The Thai government has announced a series of measures, including substantial tax cuts, to entice foreign films to use Thailand as a production location.

With Thailand pulling in an impressive $29m (baht1.27bn) in tax revenues from foreign film productions last year, more than double 2000's $12.6m (baht553 m), the measures are designed to further boost such income towards an expected $45m in 2002.

The first of these measures to be endorsed is a substantial income tax break for foreign actors and crews. A flat rate of 10% will now be imposed rather than the sliding scale of 5%-30% that was particularly onerous to those actors earning in excess of $2.3m (baht100m) per film.

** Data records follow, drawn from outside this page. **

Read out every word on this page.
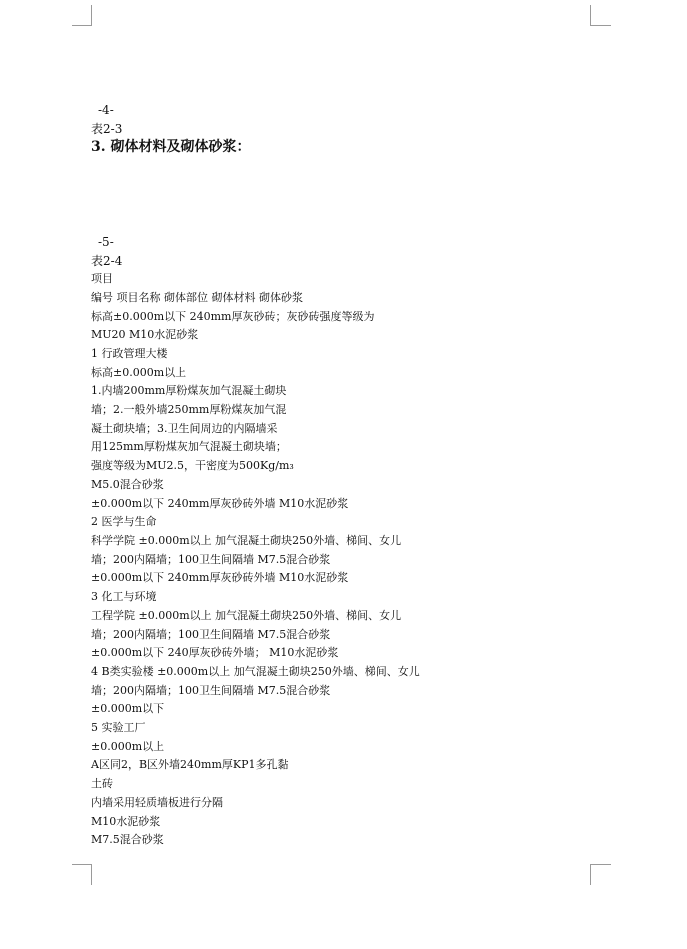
-4-
表2-3
3. 砌体材料及砌体砂浆：
-5-
表2-4
项目
编号 项目名称 砌体部位 砌体材料 砌体砂浆
标高±0.000m以下 240mm厚灰砂砖；灰砂砖强度等级为
MU20 M10水泥砂浆
1 行政管理大楼
标高±0.000m以上
1.内墙200mm厚粉煤灰加气混凝土砌块
墙；2.一般外墙250mm厚粉煤灰加气混
凝土砌块墙；3.卫生间周边的内隔墙采
用125mm厚粉煤灰加气混凝土砌块墙；
强度等级为MU2.5，干密度为500Kg/m₃
M5.0混合砂浆
±0.000m以下 240mm厚灰砂砖外墙 M10水泥砂浆
2 医学与生命
科学学院 ±0.000m以上 加气混凝土砌块250外墙、梯间、女儿
墙；200内隔墙；100卫生间隔墙 M7.5混合砂浆
±0.000m以下 240mm厚灰砂砖外墙 M10水泥砂浆
3 化工与环境
工程学院 ±0.000m以上 加气混凝土砌块250外墙、梯间、女儿
墙；200内隔墙；100卫生间隔墙 M7.5混合砂浆
±0.000m以下 240厚灰砂砖外墙； M10水泥砂浆
4 B类实验楼 ±0.000m以上 加气混凝土砌块250外墙、梯间、女儿
墙；200内隔墙；100卫生间隔墙 M7.5混合砂浆
±0.000m以下
5 实验工厂
±0.000m以上
A区同2，B区外墙240mm厚KP1多孔黏
土砖
内墙采用轻质墙板进行分隔
M10水泥砂浆
M7.5混合砂浆
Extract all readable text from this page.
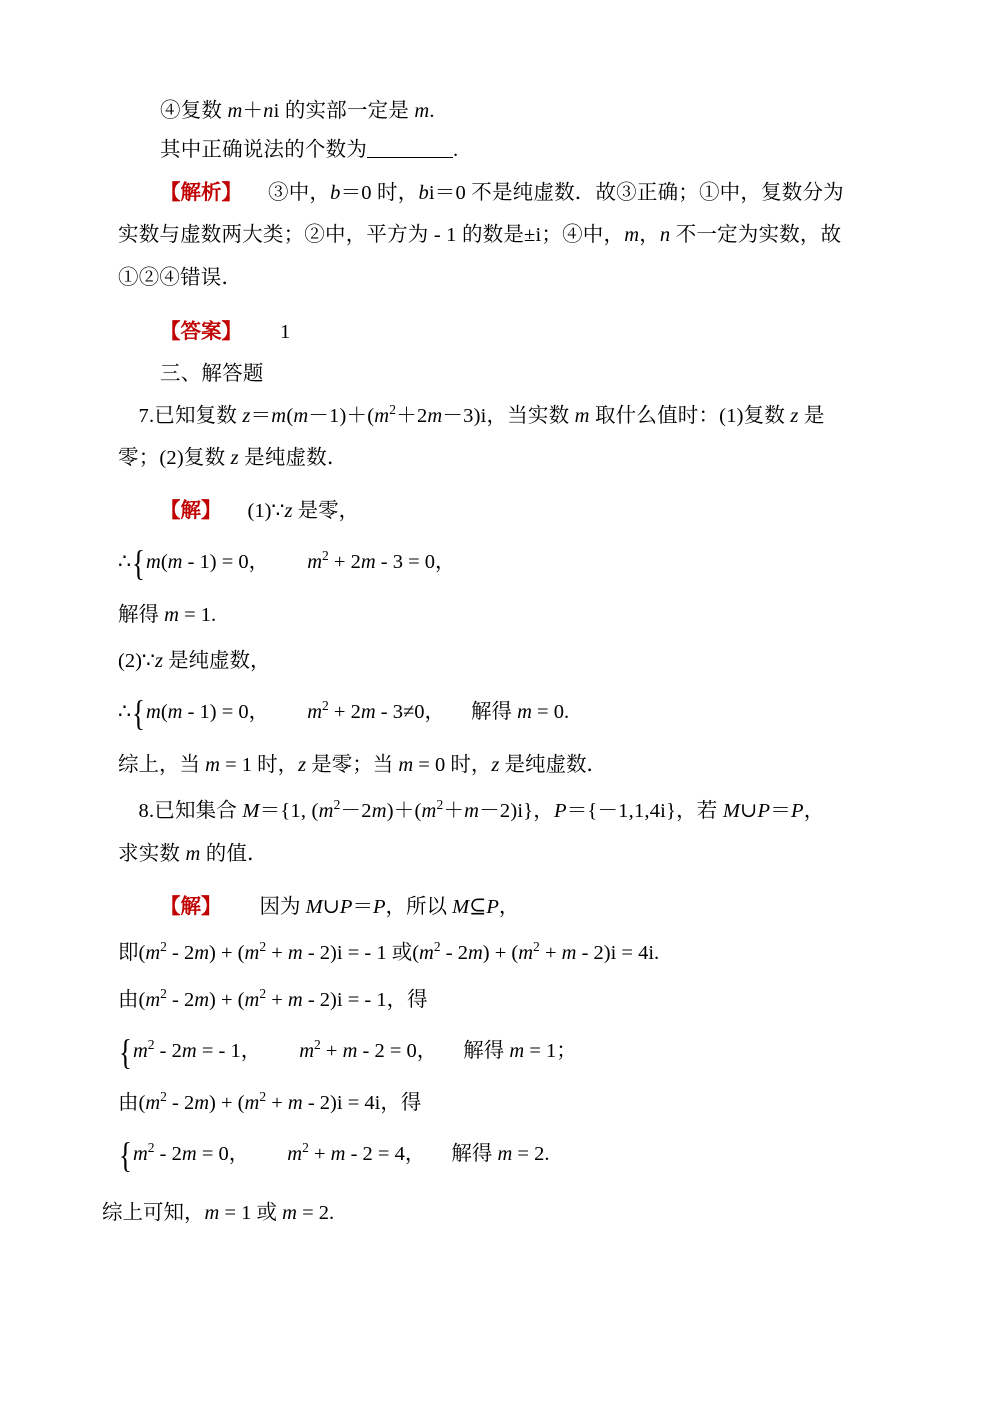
④复数 m＋ni 的实部一定是 m.
其中正确说法的个数为	.
【解析】 ③中，b＝0 时，bi＝0 不是纯虚数．故③正确；①中，复数分为
实数与虚数两大类；②中，平方为 - 1 的数是±i；④中，m，n 不一定为实数，故
①②④错误．
【答案】 1
三、解答题
7.已知复数 $z=m(m-1)+(m^2+2m-3)i$，当实数 m 取什么值时：(1)复数 z 是
零；(2)复数 z 是纯虚数．
【解】 (1)∵z 是零，
∴{m(m - 1) = 0， $m^2 + 2m - 3 = 0$，
解得 m = 1.
(2)∵z 是纯虚数，
∴{m(m - 1) = 0， $m^2 + 2m - 3\ne 0$， 解得 m = 0.
综上，当 m = 1 时，z 是零；当 m = 0 时，z 是纯虚数．
8.已知集合 M＝{1, $(m^2-2m)+(m^2+m-2)i$}，P＝{－1,1,4i}，若 M∪P＝P，
求实数 m 的值．
【解】 因为 M∪P＝P，所以 M⊆P，
即$(m^2 - 2m) + (m^2 + m - 2)i$ = - 1 或$(m^2 - 2m) + (m^2 + m - 2)i = 4i$.
由$(m^2 - 2m) + (m^2 + m - 2)i$ = - 1，得
{$m^2 - 2m$ = - 1， $m^2 + m - 2 = 0$， 解得 m = 1；
由$(m^2 - 2m) + (m^2 + m - 2)i = 4i$，得
{$m^2 - 2m = 0$， $m^2 + m - 2 = 4$， 解得 m = 2.
综上可知，m = 1 或 m = 2.
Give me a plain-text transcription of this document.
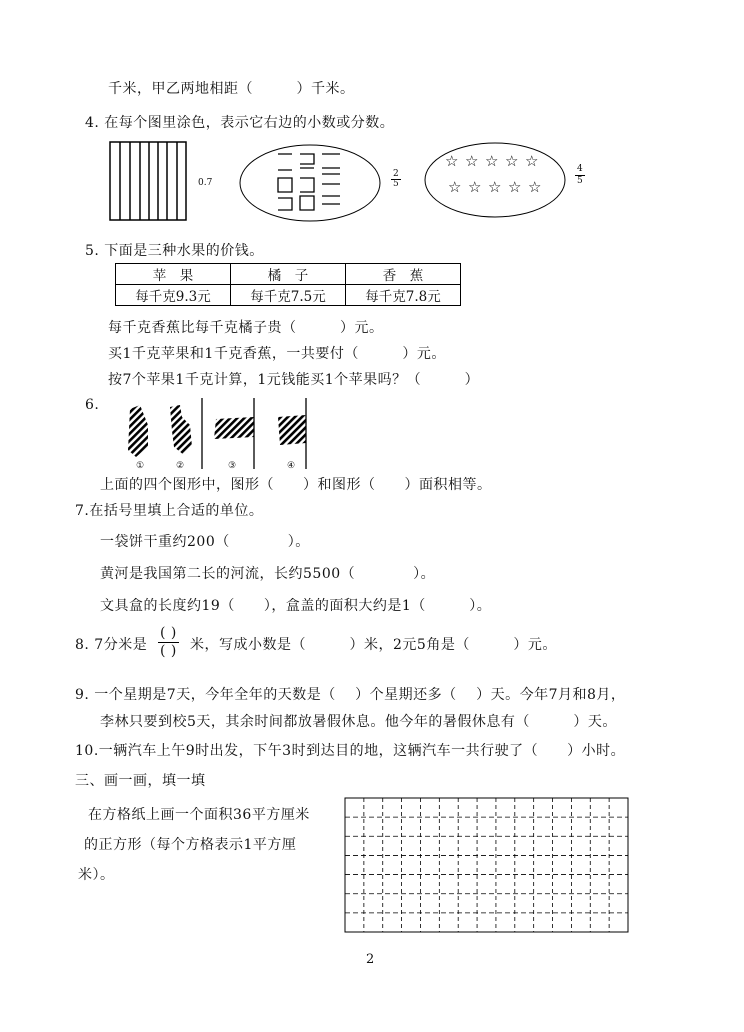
千米，甲乙两地相距（　　　）千米。
4. 在每个图里涂色，表示它右边的小数或分数。
☆ ☆ ☆ ☆ ☆
☆ ☆ ☆ ☆ ☆
0.7	$\frac{2}{5}$	$\frac{4}{5}$
5. 下面是三种水果的价钱。
苹　果	橘　子	香　蕉
每千克9.3元	每千克7.5元	每千克7.8元
每千克香蕉比每千克橘子贵（　　　）元。
买1千克苹果和1千克香蕉，一共要付（　　　）元。
按7个苹果1千克计算，1元钱能买1个苹果吗？（　　　）
6.
①	②	③	④
上面的四个图形中，图形（　　）和图形（　　）面积相等。
7.在括号里填上合适的单位。
一袋饼干重约200（　　　　）。
黄河是我国第二长的河流，长约5500（　　　　）。
文具盒的长度约19（　　），盒盖的面积大约是1（　　　）。
8. 7分米是
( )
( ) 米，写成小数是（　　　）米，2元5角是（　　　）元。
9. 一个星期是7天，今年全年的天数是（　 ）个星期还多（　 ）天。今年7月和8月，
李林只要到校5天，其余时间都放暑假休息。他今年的暑假休息有（　　　）天。
10.一辆汽车上午9时出发，下午3时到达目的地，这辆汽车一共行驶了（　　）小时。
三、画一画，填一填
在方格纸上画一个面积36平方厘米
的正方形（每个方格表示1平方厘
米）。
2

The tax cut is part of a two-fold push to promote business and tourism in the country announced following a cabinet meeting on January 15. The government is keen to attract international producers to Thailand rather than neighbouring Malaysia, which also offers similar climate and locations. Hollywood producers as well as filmmakers from China and India are particular targets.

Other initiatives such as improving the process for foreign crews to obtain work permits in Thailand and easing the rules on exporting films will also be considered.

435 foreign films - including features, commercials and documentaries - were shot in Thailand in 2001, an increase from 402 in the previous year. However of these, the number of feature films shooting in Thailand has doubled from 29 to 59.